La respiration de Ye Xuan s'arrêta.
Il fixa la conque, comme s'il attendait son jugement final.
Après un moment de silence.
Le rire ivre et débridé de Wu Lingxiao retentit :
« Haha... pourquoi le mentionner ?
« Il n'est qu'au stade du Noyau d'Or. Son corps est frêle ; il crie de douleur au moindre contact. Il est incroyablement ennuyeux.
« Comment pourrait-il se comparer à toi ?
« Toi et moi sommes tous les deux au stade du Franchissement des Tribulations... Comme prévu, tu m'apportes bien plus de plaisir.

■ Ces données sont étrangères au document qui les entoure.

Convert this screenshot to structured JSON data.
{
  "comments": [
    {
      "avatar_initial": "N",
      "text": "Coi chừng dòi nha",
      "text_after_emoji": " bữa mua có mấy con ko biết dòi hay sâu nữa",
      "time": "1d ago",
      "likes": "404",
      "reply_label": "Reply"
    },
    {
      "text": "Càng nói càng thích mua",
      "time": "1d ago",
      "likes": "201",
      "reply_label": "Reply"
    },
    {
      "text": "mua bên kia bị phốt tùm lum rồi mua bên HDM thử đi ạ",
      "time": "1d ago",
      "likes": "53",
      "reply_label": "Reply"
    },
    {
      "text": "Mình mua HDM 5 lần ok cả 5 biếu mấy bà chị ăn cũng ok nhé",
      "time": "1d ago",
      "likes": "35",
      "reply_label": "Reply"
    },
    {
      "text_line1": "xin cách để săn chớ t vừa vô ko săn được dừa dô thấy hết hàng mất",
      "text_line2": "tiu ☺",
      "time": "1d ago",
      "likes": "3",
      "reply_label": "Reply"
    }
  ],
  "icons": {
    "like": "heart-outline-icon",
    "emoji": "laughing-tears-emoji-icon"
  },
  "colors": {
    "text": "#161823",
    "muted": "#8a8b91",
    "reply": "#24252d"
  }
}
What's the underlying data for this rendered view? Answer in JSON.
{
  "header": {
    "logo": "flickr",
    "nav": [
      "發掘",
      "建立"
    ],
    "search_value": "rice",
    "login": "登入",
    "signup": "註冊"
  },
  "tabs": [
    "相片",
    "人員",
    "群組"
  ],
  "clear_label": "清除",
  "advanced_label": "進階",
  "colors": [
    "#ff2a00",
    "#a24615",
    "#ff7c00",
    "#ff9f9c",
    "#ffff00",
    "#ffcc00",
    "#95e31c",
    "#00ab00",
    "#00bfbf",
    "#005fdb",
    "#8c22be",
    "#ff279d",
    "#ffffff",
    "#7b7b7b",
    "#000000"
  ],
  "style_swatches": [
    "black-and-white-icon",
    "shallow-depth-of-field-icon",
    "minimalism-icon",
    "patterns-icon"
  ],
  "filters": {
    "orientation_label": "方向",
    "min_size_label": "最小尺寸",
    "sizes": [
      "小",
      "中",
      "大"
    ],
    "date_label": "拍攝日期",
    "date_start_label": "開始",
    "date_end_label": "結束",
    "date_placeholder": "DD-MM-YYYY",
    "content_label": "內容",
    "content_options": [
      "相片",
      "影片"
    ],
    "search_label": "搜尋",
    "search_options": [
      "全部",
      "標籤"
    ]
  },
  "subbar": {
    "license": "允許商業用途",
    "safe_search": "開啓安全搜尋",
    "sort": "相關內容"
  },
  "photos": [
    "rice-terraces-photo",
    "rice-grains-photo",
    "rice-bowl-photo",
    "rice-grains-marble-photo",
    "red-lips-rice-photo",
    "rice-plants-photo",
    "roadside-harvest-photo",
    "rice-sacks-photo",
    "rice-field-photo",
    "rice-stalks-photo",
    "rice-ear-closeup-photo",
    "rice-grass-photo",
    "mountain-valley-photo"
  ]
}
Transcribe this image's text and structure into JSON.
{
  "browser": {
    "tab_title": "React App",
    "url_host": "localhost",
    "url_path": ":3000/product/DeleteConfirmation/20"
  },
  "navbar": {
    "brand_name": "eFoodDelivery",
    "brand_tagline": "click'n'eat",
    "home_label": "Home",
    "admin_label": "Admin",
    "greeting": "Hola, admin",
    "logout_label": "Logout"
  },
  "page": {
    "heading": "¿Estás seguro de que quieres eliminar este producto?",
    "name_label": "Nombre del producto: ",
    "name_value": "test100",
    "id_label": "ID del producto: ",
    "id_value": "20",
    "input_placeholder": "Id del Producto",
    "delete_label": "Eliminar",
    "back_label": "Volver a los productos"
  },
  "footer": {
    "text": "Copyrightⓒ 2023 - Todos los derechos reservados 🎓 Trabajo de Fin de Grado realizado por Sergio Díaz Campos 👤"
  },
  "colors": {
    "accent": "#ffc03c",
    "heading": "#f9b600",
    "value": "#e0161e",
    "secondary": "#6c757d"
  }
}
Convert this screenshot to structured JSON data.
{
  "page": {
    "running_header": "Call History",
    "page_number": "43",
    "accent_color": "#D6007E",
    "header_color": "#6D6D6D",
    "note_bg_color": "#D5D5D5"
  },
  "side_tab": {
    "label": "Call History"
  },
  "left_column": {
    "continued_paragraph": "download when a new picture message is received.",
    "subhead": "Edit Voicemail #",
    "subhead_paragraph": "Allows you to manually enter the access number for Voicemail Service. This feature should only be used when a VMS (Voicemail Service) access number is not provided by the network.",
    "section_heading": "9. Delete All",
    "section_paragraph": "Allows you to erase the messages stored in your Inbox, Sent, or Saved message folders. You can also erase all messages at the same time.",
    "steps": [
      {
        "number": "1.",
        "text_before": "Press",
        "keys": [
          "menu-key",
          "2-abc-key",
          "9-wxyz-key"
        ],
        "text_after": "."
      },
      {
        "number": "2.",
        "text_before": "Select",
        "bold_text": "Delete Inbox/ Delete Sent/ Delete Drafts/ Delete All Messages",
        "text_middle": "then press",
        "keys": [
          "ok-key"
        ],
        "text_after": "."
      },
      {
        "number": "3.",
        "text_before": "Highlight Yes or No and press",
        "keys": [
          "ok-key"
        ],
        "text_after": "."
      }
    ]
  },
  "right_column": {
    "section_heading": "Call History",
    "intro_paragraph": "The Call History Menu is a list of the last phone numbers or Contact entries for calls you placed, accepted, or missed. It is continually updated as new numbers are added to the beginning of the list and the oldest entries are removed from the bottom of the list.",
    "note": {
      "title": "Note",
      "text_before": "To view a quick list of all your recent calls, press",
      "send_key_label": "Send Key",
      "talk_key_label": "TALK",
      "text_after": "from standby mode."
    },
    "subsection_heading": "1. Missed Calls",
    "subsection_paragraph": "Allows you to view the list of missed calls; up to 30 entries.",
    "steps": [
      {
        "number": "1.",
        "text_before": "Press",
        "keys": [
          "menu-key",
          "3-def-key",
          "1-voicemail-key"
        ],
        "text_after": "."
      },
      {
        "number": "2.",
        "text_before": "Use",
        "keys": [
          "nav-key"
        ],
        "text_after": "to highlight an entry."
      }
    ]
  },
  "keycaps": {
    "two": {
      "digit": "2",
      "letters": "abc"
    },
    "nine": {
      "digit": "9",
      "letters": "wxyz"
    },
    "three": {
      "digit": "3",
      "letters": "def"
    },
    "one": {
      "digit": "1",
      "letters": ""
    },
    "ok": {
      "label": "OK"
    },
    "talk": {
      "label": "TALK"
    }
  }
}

« C'est la jouissance que méritent les vrais experts... »
Clac.
La fine épée longue en acier à la taille de Ye Xuan, qui ne le quittait jamais, tomba au sol.
Elle laissa échapper un cri net et désespéré.
Ses yeux s'écarquillèrent, ses pupilles se contractèrent violemment tandis qu'il restait là, hébété.
Son teint passa du pâle, au blanc mortel, pour finir par un gris cendreux, cadavérique.
« As-tu entendu ça ? »
Shangguan Wan'er rangea la conque. Regardant l'apparence de Ye Xuan dont l'âme était brisée, un sourire cruel ourla ses lèvres, bien que ses yeux restassent froids comme le fer :
« C'est la vérité.
« Elle pense que tu es faible. Elle pense que tu es ennuyeux.
« Son soi-disant "une vie, une existence" n'était que du flan pour un animal de compagnie. Quand elle a rencontré un vrai égal, elle t'a jeté sur le tas d'ordures sans une seconde pensée. »
Ye Xuan ne parla pas.
C'était comme s'il ne pouvait plus rien entendre.
En cet instant, son monde s'effondra complètement en un tas de ruines.